Here's the uncomfortable fact under all of it: the same model that finds a thousand holes so you can patch them can find them so someone else can walk through them. Defense and offense are the same capability. So the labs did something new — they put the best security models behind a velvet rope.

What "gatekept" actually means

GPT-5.5-Cyber and Mythos don't go to everyone. They go to vetted partners. OpenAI runs a "Trusted Access for Cyber" program and just extended it to European governments, cyber agencies, and EU institutions; Anthropic keeps Mythos even tighter, behind a partner program with a launch list that includes the big security firms. If you're not on the list, you cannot have the most capable defender. The cyber frontier is rented, not sold — and only to approved tenants.

Why that's defensible — and why it's uncomfortable

Both things are true, so hold them at once.

It's defensible: an autonomous exploit-finder in random hands is genuinely dangerous, and you cannot open-source a tool that produces a thousand working zero-days. Restricting it is the responsible-looking move.

It's also uncomfortable, because it means a private company now decides who gets defended well. If machine-speed bug-finding is the new frontier of defense, and only a curated list gets it, then everyone else — the small company, the open-source maintainer, the hospital with no OpenAI contract — is defending with last-generation tools. "Who is protected" just became a commercial decision made by the same handful of companies that also sell the offensive capability. That's not a conspiracy. It's just the shape of the market right now, and it's worth saying out loud.

And the rope leaks anyway

Here's the part that makes the velvet rope a false comfort: the capability spreads. Experts warn that offshoots of these models will be plenty powerful enough to wreak havoc even if they're a step behind the frontier. So you end up with the worst possible shape: the defenders are a club, the attackers are everyone, and the gap between them is set by a vendor's partner list. I wrote a week ago about one amateur who breached nine government agencies with off-the-shelf AI. That person was never going to be on anyone's trusted-access list, and it didn't slow them down.

The honest takeaway if you're not on the list (most of us)

Don't wait for the cavalry, because it probably isn't coming to you. Three things follow:

• Assume your attacker is already AI-augmented. Not next year — now. Design your defense for an adversary who can find your bugs at machine speed, whether or not you can.
• The boring defenses still decide the outcome. The headline breaches of 2026 fell to weak passwords and missing MFA, not exotic exploits. AI removed the labor floor on attacks; it didn't break the locks.
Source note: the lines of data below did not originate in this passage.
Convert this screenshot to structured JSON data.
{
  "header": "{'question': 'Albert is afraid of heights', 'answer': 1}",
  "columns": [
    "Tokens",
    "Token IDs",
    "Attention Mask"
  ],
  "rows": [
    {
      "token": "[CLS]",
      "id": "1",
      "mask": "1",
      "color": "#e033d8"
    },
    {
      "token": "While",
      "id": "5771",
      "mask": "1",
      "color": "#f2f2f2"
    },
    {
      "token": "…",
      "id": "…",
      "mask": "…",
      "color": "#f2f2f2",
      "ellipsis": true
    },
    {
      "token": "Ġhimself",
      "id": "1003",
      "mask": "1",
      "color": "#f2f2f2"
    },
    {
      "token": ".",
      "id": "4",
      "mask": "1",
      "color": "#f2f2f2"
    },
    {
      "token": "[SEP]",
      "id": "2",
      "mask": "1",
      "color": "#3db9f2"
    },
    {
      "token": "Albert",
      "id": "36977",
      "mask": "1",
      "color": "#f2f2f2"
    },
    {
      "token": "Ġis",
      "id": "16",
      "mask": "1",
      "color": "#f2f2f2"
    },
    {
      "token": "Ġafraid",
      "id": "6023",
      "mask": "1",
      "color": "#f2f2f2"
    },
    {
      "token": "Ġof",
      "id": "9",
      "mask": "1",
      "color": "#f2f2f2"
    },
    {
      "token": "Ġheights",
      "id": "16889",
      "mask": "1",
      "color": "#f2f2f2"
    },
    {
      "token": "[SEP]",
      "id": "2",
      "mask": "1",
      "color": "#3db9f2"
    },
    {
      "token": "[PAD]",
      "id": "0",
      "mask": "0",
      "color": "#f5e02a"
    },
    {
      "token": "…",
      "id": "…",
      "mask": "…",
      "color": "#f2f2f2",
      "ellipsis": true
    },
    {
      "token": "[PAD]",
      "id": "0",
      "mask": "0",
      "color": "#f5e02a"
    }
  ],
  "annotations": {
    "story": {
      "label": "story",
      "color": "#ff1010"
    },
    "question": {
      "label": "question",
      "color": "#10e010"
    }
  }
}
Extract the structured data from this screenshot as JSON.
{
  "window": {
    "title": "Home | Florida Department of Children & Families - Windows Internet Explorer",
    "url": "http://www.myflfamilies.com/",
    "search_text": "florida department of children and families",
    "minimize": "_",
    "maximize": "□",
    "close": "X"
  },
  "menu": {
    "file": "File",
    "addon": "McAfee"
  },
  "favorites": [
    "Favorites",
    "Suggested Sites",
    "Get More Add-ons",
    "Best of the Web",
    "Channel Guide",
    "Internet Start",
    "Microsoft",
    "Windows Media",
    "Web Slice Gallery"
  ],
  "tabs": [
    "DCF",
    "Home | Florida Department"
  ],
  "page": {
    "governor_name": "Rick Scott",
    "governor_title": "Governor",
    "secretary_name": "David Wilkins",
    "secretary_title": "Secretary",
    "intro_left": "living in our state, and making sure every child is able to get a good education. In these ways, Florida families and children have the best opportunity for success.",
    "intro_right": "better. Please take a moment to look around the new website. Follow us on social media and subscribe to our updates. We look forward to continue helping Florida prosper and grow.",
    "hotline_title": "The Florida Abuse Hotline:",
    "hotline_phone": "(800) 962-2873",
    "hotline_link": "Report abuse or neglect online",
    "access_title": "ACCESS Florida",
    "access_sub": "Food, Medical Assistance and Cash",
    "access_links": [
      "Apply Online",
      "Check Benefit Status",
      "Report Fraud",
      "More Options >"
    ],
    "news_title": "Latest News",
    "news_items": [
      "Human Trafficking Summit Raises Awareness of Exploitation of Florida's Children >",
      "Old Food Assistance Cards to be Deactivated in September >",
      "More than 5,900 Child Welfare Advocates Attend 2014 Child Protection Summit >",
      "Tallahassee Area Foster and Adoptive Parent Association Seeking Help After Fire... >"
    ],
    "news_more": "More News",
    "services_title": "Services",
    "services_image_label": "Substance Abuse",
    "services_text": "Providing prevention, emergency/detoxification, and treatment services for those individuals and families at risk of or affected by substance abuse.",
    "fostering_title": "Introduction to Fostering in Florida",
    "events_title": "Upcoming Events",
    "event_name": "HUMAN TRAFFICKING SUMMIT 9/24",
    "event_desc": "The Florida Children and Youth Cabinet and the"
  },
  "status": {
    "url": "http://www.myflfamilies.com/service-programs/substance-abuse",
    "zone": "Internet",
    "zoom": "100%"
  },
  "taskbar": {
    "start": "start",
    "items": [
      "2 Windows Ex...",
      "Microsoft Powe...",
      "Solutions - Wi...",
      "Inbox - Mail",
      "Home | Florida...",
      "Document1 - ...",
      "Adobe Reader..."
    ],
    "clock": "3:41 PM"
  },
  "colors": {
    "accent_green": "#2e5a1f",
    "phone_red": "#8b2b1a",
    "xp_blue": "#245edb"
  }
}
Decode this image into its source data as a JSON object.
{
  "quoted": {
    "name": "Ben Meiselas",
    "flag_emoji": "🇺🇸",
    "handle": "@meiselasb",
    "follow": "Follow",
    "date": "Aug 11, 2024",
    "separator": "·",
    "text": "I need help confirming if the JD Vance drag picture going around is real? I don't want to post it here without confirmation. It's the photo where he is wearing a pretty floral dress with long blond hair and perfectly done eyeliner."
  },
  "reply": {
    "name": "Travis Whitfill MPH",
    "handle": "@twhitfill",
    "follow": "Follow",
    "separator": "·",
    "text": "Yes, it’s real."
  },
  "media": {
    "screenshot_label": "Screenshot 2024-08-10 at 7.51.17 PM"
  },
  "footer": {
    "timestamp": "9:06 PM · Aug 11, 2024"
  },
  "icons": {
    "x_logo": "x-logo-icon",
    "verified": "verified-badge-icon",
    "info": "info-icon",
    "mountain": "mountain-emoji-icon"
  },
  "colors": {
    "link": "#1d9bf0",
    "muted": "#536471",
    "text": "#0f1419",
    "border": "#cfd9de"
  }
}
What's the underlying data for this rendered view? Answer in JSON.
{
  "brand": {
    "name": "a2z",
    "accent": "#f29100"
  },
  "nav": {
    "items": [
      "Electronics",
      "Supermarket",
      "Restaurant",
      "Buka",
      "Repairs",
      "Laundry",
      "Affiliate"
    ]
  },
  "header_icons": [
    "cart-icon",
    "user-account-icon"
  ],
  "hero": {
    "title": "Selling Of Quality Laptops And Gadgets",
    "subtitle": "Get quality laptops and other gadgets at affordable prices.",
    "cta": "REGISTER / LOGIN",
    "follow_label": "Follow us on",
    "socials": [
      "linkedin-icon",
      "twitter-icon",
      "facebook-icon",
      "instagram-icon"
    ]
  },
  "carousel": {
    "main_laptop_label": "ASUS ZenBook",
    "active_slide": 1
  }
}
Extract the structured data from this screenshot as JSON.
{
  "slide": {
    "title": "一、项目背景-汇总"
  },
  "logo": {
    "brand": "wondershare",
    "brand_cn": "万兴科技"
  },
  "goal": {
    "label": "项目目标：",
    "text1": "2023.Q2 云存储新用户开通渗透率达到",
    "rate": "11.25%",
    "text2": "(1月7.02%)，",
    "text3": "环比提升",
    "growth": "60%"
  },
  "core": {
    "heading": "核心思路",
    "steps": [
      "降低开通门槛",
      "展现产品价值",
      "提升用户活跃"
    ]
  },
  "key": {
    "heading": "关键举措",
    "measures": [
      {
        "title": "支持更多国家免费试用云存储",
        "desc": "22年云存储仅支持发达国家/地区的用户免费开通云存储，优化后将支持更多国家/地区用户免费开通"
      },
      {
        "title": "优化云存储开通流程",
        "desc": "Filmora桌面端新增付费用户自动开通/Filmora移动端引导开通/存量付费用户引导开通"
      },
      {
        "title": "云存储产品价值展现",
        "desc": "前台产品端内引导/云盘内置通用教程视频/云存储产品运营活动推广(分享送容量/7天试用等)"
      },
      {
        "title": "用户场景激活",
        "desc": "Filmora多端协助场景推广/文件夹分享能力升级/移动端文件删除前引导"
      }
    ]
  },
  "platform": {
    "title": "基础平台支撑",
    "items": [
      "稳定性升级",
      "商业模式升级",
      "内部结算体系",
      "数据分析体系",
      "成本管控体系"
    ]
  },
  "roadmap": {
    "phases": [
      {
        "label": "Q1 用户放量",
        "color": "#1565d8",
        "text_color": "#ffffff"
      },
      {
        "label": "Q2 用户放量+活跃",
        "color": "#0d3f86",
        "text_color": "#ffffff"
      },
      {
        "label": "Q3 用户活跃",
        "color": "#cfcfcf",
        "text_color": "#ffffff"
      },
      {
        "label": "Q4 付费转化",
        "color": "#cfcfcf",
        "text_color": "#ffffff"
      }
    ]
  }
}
So the unglamorous basics matter more now, not less.
• You don't need the gatekept model to play defense. Open-weight security tooling trails the frontier by months but still finds the obvious holes faster than you will by hand — and it runs on your own hardware, where no one can gate it. The frontier cyber model is behind a rope; the 80%-as-good one is a download.

The point

The cyber arms race got a new rule this spring: the best weapon is rented, not sold, and only to approved tenants. If you're a government or a Fortune 100, you're defended. If you're everyone else, the lesson isn't to lobby for a seat at the table. It's that your safety can't depend on a partner list you're not on. Do the unglamorous basics, assume the attacker has the AI you don't, and lean on the very-good local tools nobody can gate. The cavalry isn't coming. Be your own.